Understood. Admittedly, I'm a system administrator first, developer second. However, my experience has shown that Sun/Oracle JVM usually out performs OpenJDK. Even in development, on the Java teams I've had to support, OpenJDK is never preferred or wanted.
Further, RHEL ships the OpenJDK compiled with the GNU compiler for Java (GCJ), as well as GNU's classpath. From what I've seen supporting these Java teams, and not being a Java developer, it's unstable and slow.
So, in this specific instance, OpenJDK may have performed as well as the Sun/Oracle JVM on x86-64, but in the broader scope, it doesn't seem to hold up.

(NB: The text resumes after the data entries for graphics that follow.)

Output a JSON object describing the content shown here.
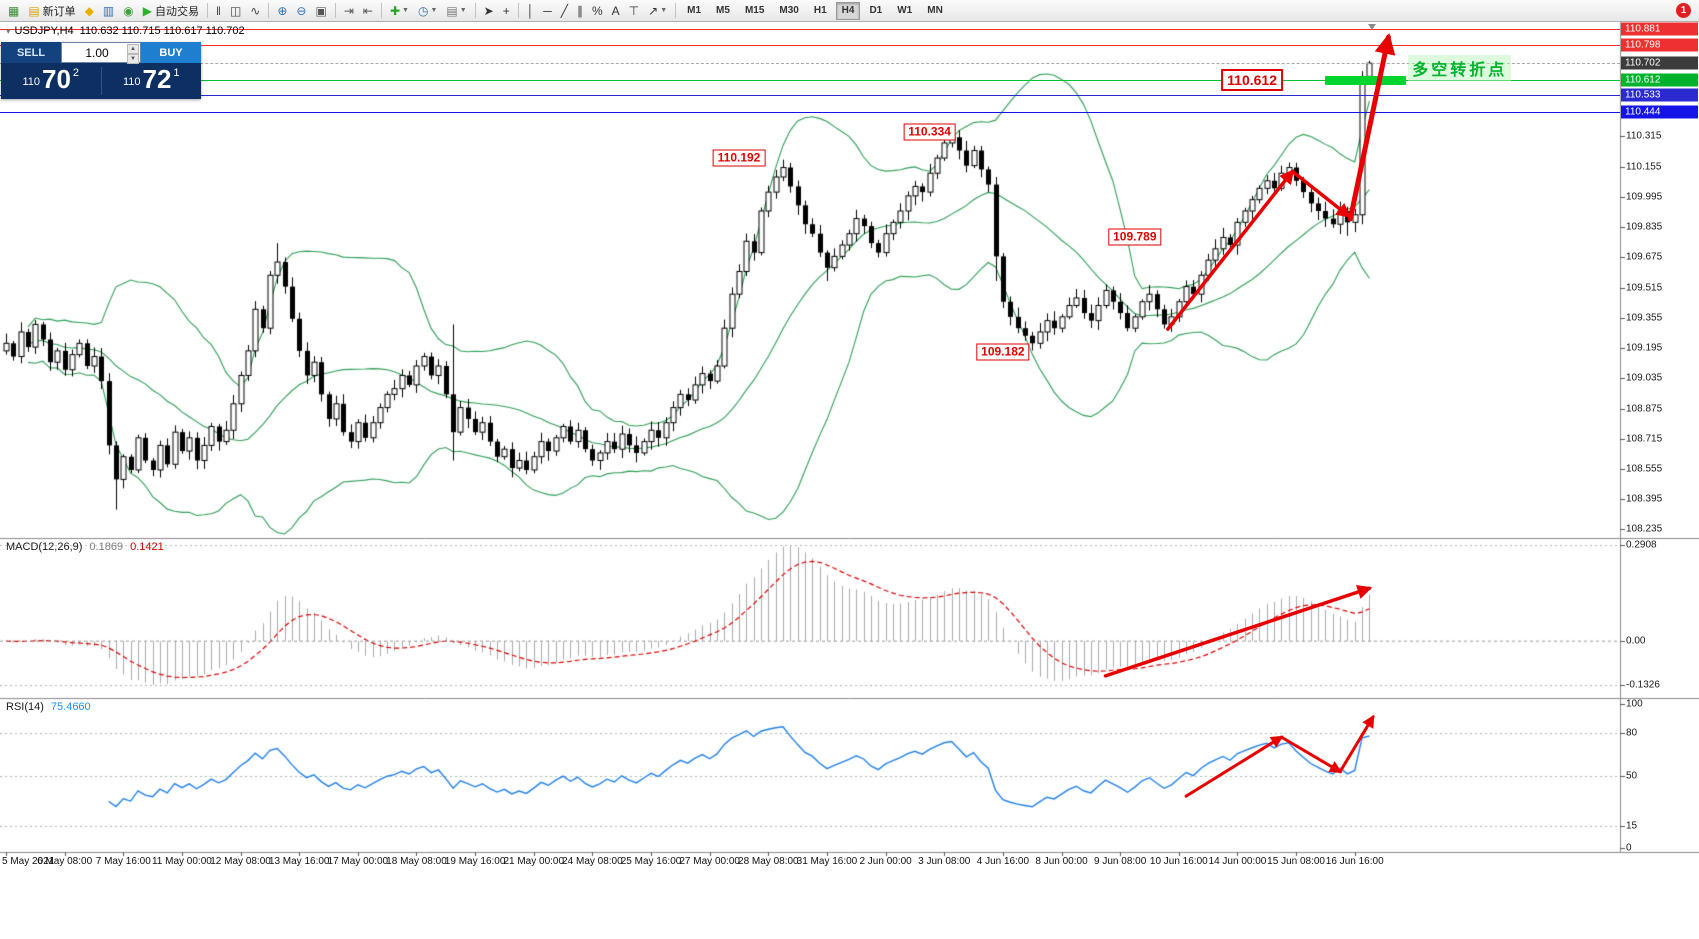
{
  "window": {
    "notification_count": "1"
  },
  "toolbar": {
    "buttons": [
      {
        "name": "new-chart-button",
        "glyph": "▦",
        "color": "#3c8a3c"
      },
      {
        "name": "new-order-button",
        "glyph": "▤",
        "color": "#d7a400",
        "label": "新订单"
      },
      {
        "name": "favorites-button",
        "glyph": "◆",
        "color": "#e8b000"
      },
      {
        "name": "market-watch-button",
        "glyph": "▥",
        "color": "#2f6fb0"
      },
      {
        "name": "navigator-button",
        "glyph": "◉",
        "color": "#3f9f3f"
      },
      {
        "name": "autotrading-button",
        "glyph": "▶",
        "color": "#28b428",
        "label": "自动交易"
      },
      {
        "type": "sep"
      },
      {
        "name": "bar-chart-button",
        "glyph": "‖",
        "color": "#444444"
      },
      {
        "name": "candlestick-chart-button",
        "glyph": "◫",
        "color": "#444444"
      },
      {
        "name": "line-chart-button",
        "glyph": "∿",
        "color": "#444444"
      },
      {
        "type": "sep"
      },
      {
        "name": "zoom-in-button",
        "glyph": "⊕",
        "color": "#2f6fb0"
      },
      {
        "name": "zoom-out-button",
        "glyph": "⊖",
        "color": "#2f6fb0"
      },
      {
        "name": "tile-windows-button",
        "glyph": "▣",
        "color": "#555555"
      },
      {
        "type": "sep"
      },
      {
        "name": "auto-scroll-button",
        "glyph": "⇥",
        "color": "#555555"
      },
      {
        "name": "chart-shift-button",
        "glyph": "⇤",
        "color": "#555555"
      },
      {
        "type": "sep"
      },
      {
        "name": "indicators-button",
        "glyph": "✚",
        "color": "#28a428",
        "dropdown": true
      },
      {
        "name": "periods-button",
        "glyph": "◷",
        "color": "#2f6fb0",
        "dropdown": true
      },
      {
        "name": "templates-button",
        "glyph": "▤",
        "color": "#777777",
        "dropdown": true
      },
      {
        "type": "sep"
      },
      {
        "name": "cursor-button",
        "glyph": "➤",
        "color": "#333333"
      },
      {
        "name": "crosshair-button",
        "glyph": "+",
        "color": "#333333"
      },
      {
        "type": "sep"
      },
      {
        "name": "vertical-line-button",
        "glyph": "│",
        "color": "#333333"
      },
      {
        "name": "horizontal-line-button",
        "glyph": "─",
        "color": "#333333"
      },
      {
        "name": "trendline-button",
        "glyph": "╱",
        "color": "#333333"
      },
      {
        "name": "equidistant-channel-button",
        "glyph": "∥",
        "color": "#333333"
      },
      {
        "name": "fibonacci-button",
        "glyph": "%",
        "color": "#333333"
      },
      {
        "name": "text-button",
        "glyph": "A",
        "color": "#333333"
      },
      {
        "name": "text-label-button",
        "glyph": "⊤",
        "color": "#333333"
      },
      {
        "name": "arrows-button",
        "glyph": "↗",
        "color": "#333333",
        "dropdown": true
      },
      {
        "type": "sep"
      }
    ],
    "timeframes": [
      "M1",
      "M5",
      "M15",
      "M30",
      "H1",
      "H4",
      "D1",
      "W1",
      "MN"
    ],
    "active_timeframe": "H4"
  },
  "quote_header": {
    "symbol_period": "USDJPY,H4",
    "ohlc": "110.632 110.715 110.617 110.702"
  },
  "trade_panel": {
    "sell_label": "SELL",
    "buy_label": "BUY",
    "volume": "1.00",
    "sell_price": {
      "prefix": "110",
      "big": "70",
      "sup": "2"
    },
    "buy_price": {
      "prefix": "110",
      "big": "72",
      "sup": "1"
    }
  },
  "chart_data": {
    "type": "candlestick",
    "symbol": "USDJPY",
    "period": "H4",
    "first_open": 109.18,
    "closes": [
      109.22,
      109.15,
      109.28,
      109.2,
      109.32,
      109.24,
      109.12,
      109.18,
      109.08,
      109.16,
      109.22,
      109.1,
      109.15,
      109.02,
      108.68,
      108.5,
      108.62,
      108.55,
      108.72,
      108.6,
      108.55,
      108.68,
      108.58,
      108.75,
      108.65,
      108.72,
      108.6,
      108.68,
      108.78,
      108.7,
      108.76,
      108.9,
      109.05,
      109.18,
      109.4,
      109.3,
      109.58,
      109.65,
      109.52,
      109.35,
      109.18,
      109.05,
      109.12,
      108.95,
      108.82,
      108.9,
      108.75,
      108.7,
      108.8,
      108.72,
      108.8,
      108.88,
      108.95,
      108.98,
      109.05,
      109.0,
      109.1,
      109.15,
      109.05,
      109.1,
      108.95,
      108.75,
      108.88,
      108.82,
      108.75,
      108.8,
      108.7,
      108.62,
      108.66,
      108.56,
      108.6,
      108.55,
      108.62,
      108.7,
      108.65,
      108.72,
      108.78,
      108.7,
      108.76,
      108.66,
      108.6,
      108.64,
      108.7,
      108.66,
      108.74,
      108.68,
      108.64,
      108.7,
      108.76,
      108.72,
      108.8,
      108.88,
      108.95,
      108.92,
      109.0,
      109.06,
      109.02,
      109.1,
      109.3,
      109.48,
      109.6,
      109.76,
      109.7,
      109.92,
      110.02,
      110.1,
      110.15,
      110.05,
      109.95,
      109.85,
      109.8,
      109.7,
      109.62,
      109.68,
      109.74,
      109.8,
      109.88,
      109.84,
      109.75,
      109.7,
      109.8,
      109.86,
      109.92,
      110.0,
      110.05,
      110.02,
      110.12,
      110.2,
      110.28,
      110.31,
      110.24,
      110.16,
      110.24,
      110.14,
      110.06,
      109.68,
      109.44,
      109.36,
      109.3,
      109.26,
      109.22,
      109.28,
      109.34,
      109.3,
      109.36,
      109.42,
      109.46,
      109.38,
      109.34,
      109.42,
      109.5,
      109.44,
      109.38,
      109.3,
      109.36,
      109.44,
      109.48,
      109.4,
      109.32,
      109.36,
      109.44,
      109.52,
      109.48,
      109.58,
      109.66,
      109.72,
      109.78,
      109.74,
      109.86,
      109.92,
      109.98,
      110.04,
      110.08,
      110.04,
      110.12,
      110.15,
      110.08,
      110.02,
      109.96,
      109.92,
      109.88,
      109.85,
      109.92,
      109.86,
      109.9,
      110.63,
      110.702
    ],
    "current_bar": {
      "open": 110.632,
      "high": 110.715,
      "low": 110.617,
      "close": 110.702
    },
    "wick_overrides": {
      "15": {
        "l": 108.34
      },
      "37": {
        "h": 109.75
      },
      "61": {
        "h": 109.32,
        "l": 108.6
      },
      "106": {
        "h": 110.192
      },
      "112": {
        "l": 109.55
      },
      "129": {
        "h": 110.334
      },
      "135": {
        "h": 110.1,
        "l": 109.55
      },
      "140": {
        "l": 109.182
      },
      "183": {
        "l": 109.789
      },
      "185": {
        "h": 110.66,
        "l": 109.85
      }
    },
    "time_labels": [
      "5 May 2021",
      "6 May 08:00",
      "7 May 16:00",
      "11 May 00:00",
      "12 May 08:00",
      "13 May 16:00",
      "17 May 00:00",
      "18 May 08:00",
      "19 May 16:00",
      "21 May 00:00",
      "24 May 08:00",
      "25 May 16:00",
      "27 May 00:00",
      "28 May 08:00",
      "31 May 16:00",
      "2 Jun 00:00",
      "3 Jun 08:00",
      "4 Jun 16:00",
      "8 Jun 00:00",
      "9 Jun 08:00",
      "10 Jun 16:00",
      "14 Jun 00:00",
      "15 Jun 08:00",
      "16 Jun 16:00"
    ],
    "price_axis": {
      "ticks": [
        "110.315",
        "110.155",
        "109.995",
        "109.835",
        "109.675",
        "109.515",
        "109.355",
        "109.195",
        "109.035",
        "108.875",
        "108.715",
        "108.555",
        "108.395",
        "108.235"
      ],
      "tags": [
        {
          "text": "110.881",
          "price": 110.881,
          "color": "#ef3030"
        },
        {
          "text": "110.798",
          "price": 110.798,
          "color": "#ef3030"
        },
        {
          "text": "110.702",
          "price": 110.702,
          "color": "#3c3c3c"
        },
        {
          "text": "110.612",
          "price": 110.612,
          "color": "#00b32c"
        },
        {
          "text": "110.533",
          "price": 110.533,
          "color": "#2a2ad0"
        },
        {
          "text": "110.444",
          "price": 110.444,
          "color": "#1414e6"
        }
      ]
    },
    "levels": [
      {
        "name": "resistance-line",
        "price": 110.881,
        "color": "#ff2a2a",
        "style": "solid"
      },
      {
        "name": "resistance-line",
        "price": 110.798,
        "color": "#ff2a2a",
        "style": "solid"
      },
      {
        "name": "bid-price-line",
        "price": 110.702,
        "color": "#a8a8a8",
        "style": "dashed"
      },
      {
        "name": "pivot-level-line",
        "price": 110.612,
        "color": "#00c232",
        "style": "solid"
      },
      {
        "name": "support-line",
        "price": 110.533,
        "color": "#2a2ad0",
        "style": "solid"
      },
      {
        "name": "support-line",
        "price": 110.444,
        "color": "#1414e6",
        "style": "solid"
      }
    ],
    "green_bar": {
      "from_bar": 180,
      "to_bar": 191,
      "price": 110.612,
      "color": "#00d42e"
    },
    "annotations": [
      {
        "text": "110.192",
        "bar": 100,
        "price": 110.2,
        "size": "normal"
      },
      {
        "text": "110.334",
        "bar": 126,
        "price": 110.34,
        "size": "normal"
      },
      {
        "text": "109.182",
        "bar": 136,
        "price": 109.175,
        "size": "normal"
      },
      {
        "text": "109.789",
        "bar": 154,
        "price": 109.785,
        "size": "normal"
      },
      {
        "text": "110.612",
        "bar": 170,
        "price": 110.615,
        "size": "big"
      }
    ],
    "pivot_note": {
      "text": "多空转折点",
      "bar": 191.3,
      "price": 110.678,
      "color": "#00b32c"
    },
    "trend_arrows": {
      "main": [
        {
          "points": [
            {
              "bar": 158.5,
              "price": 109.295
            },
            {
              "bar": 175.5,
              "price": 110.13
            }
          ],
          "width": 3.5
        },
        {
          "points": [
            {
              "bar": 175.5,
              "price": 110.13
            },
            {
              "bar": 183.2,
              "price": 109.893
            }
          ],
          "width": 3.5
        },
        {
          "points": [
            {
              "bar": 183.4,
              "price": 109.878
            },
            {
              "bar": 188.6,
              "price": 110.84
            }
          ],
          "width": 5
        }
      ],
      "macd": [
        {
          "points": [
            {
              "bar": 150,
              "value": -0.105
            },
            {
              "bar": 186,
              "value": 0.16
            }
          ],
          "width": 3.5
        }
      ],
      "rsi": [
        {
          "points": [
            {
              "bar": 161,
              "value": 36
            },
            {
              "bar": 174,
              "value": 77
            }
          ],
          "width": 3
        },
        {
          "points": [
            {
              "bar": 174,
              "value": 77
            },
            {
              "bar": 182,
              "value": 53
            }
          ],
          "width": 3
        },
        {
          "points": [
            {
              "bar": 182,
              "value": 53
            },
            {
              "bar": 186.5,
              "value": 91
            }
          ],
          "width": 3
        }
      ]
    },
    "indicators": {
      "bollinger": {
        "period": 20,
        "deviation": 2,
        "color": "#2e9e57"
      },
      "macd": {
        "label": "MACD(12,26,9)",
        "main_value": "0.1869",
        "signal_value": "0.1421",
        "axis": [
          "0.2908",
          "0.00",
          "-0.1326"
        ]
      },
      "rsi": {
        "label": "RSI(14)",
        "value": "75.4660",
        "axis": [
          "100",
          "80",
          "50",
          "15",
          "0"
        ],
        "levels": [
          80,
          50,
          15
        ]
      }
    }
  }
}
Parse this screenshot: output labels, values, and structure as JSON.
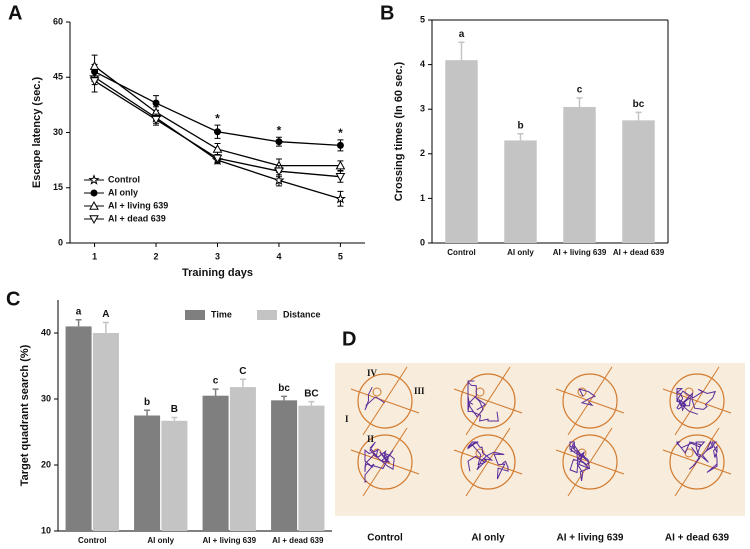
{
  "chart_data": [
    {
      "type": "line",
      "label": "A",
      "xlabel": "Training days",
      "ylabel": "Escape latency (sec.)",
      "x": [
        1,
        2,
        3,
        4,
        5
      ],
      "xlim": [
        0.6,
        5.4
      ],
      "xticks": [
        1,
        2,
        3,
        4,
        5
      ],
      "ylim": [
        0,
        60
      ],
      "yticks": [
        0,
        15,
        30,
        45,
        60
      ],
      "series": [
        {
          "name": "Control",
          "color": "#000000",
          "marker": "star",
          "values": [
            45,
            34,
            22.5,
            17,
            12
          ],
          "errors": [
            2,
            1.5,
            1,
            1.5,
            2
          ]
        },
        {
          "name": "AI only",
          "color": "#000000",
          "marker": "circle",
          "values": [
            46.5,
            38,
            30.2,
            27.5,
            26.5
          ],
          "errors": [
            2,
            2,
            1.8,
            1.2,
            1.5
          ],
          "annotations": [
            null,
            null,
            "*",
            "*",
            "*"
          ]
        },
        {
          "name": "AI + living 639",
          "color": "#000000",
          "marker": "triangle-up",
          "values": [
            48,
            35.5,
            25.5,
            21,
            21
          ],
          "errors": [
            3,
            1.5,
            1.5,
            1.8,
            1.3
          ]
        },
        {
          "name": "AI + dead 639",
          "color": "#000000",
          "marker": "triangle-down",
          "values": [
            44,
            33.5,
            23,
            19.5,
            18
          ],
          "errors": [
            3,
            1.5,
            1,
            1.5,
            1.5
          ]
        }
      ]
    },
    {
      "type": "bar",
      "label": "B",
      "ylabel": "Crossing times (In 60 sec.)",
      "categories": [
        "Control",
        "AI only",
        "AI + living 639",
        "AI + dead 639"
      ],
      "ylim": [
        0,
        5
      ],
      "yticks": [
        0,
        1,
        2,
        3,
        4,
        5
      ],
      "series": [
        {
          "color": "#c4c4c4",
          "values": [
            4.1,
            2.3,
            3.05,
            2.75
          ],
          "errors": [
            0.4,
            0.15,
            0.2,
            0.18
          ],
          "annotations": [
            "a",
            "b",
            "c",
            "bc"
          ]
        }
      ]
    },
    {
      "type": "bar",
      "label": "C",
      "ylabel": "Target quadrant search (%)",
      "categories": [
        "Control",
        "AI only",
        "AI + living 639",
        "AI + dead 639"
      ],
      "ylim": [
        10,
        45
      ],
      "yticks": [
        10,
        20,
        30,
        40
      ],
      "series": [
        {
          "name": "Time",
          "color": "#7f7f7f",
          "values": [
            41,
            27.5,
            30.5,
            29.8
          ],
          "errors": [
            1,
            0.8,
            1,
            0.6
          ],
          "annotations": [
            "a",
            "b",
            "c",
            "bc"
          ]
        },
        {
          "name": "Distance",
          "color": "#c4c4c4",
          "values": [
            40,
            26.7,
            31.8,
            29
          ],
          "errors": [
            1.6,
            0.5,
            1.2,
            0.6
          ],
          "annotations": [
            "A",
            "B",
            "C",
            "BC"
          ]
        }
      ]
    }
  ],
  "panel_d": {
    "label": "D",
    "quadrant_labels": [
      "IV",
      "III",
      "I",
      "II"
    ],
    "groups": [
      "Control",
      "AI only",
      "AI + living 639",
      "AI + dead 639"
    ]
  }
}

Just my experiences though. Take it with a grain of salt.
Almost every Java developer uses the Oracle version because (a) it is what is recommended for OSX which is a popular development platform and (b) the bundled tooling is much better than OpenJDK. Hence you shouldn't mix/match JVMs just in case you hit implementation differences.
It's not my misconception- it's that of the developers I support. I am told to install Oracle JVM, not OpenJDK. When I push back, I'm told they don't want it.
I am not a Java developer. I am a system administrator.
Just to clarify, it performed as well as the Oracle JVM on x86. Its poor performance on ARM is just due to its lack of JIT compilation.
>However, I would have liked to see Julia and Javascript benchmarks in those results.
I'm happy to include Javascript or Julia implementations if someone supplies them. I wasn't comfortable with Julia enough to write one myself.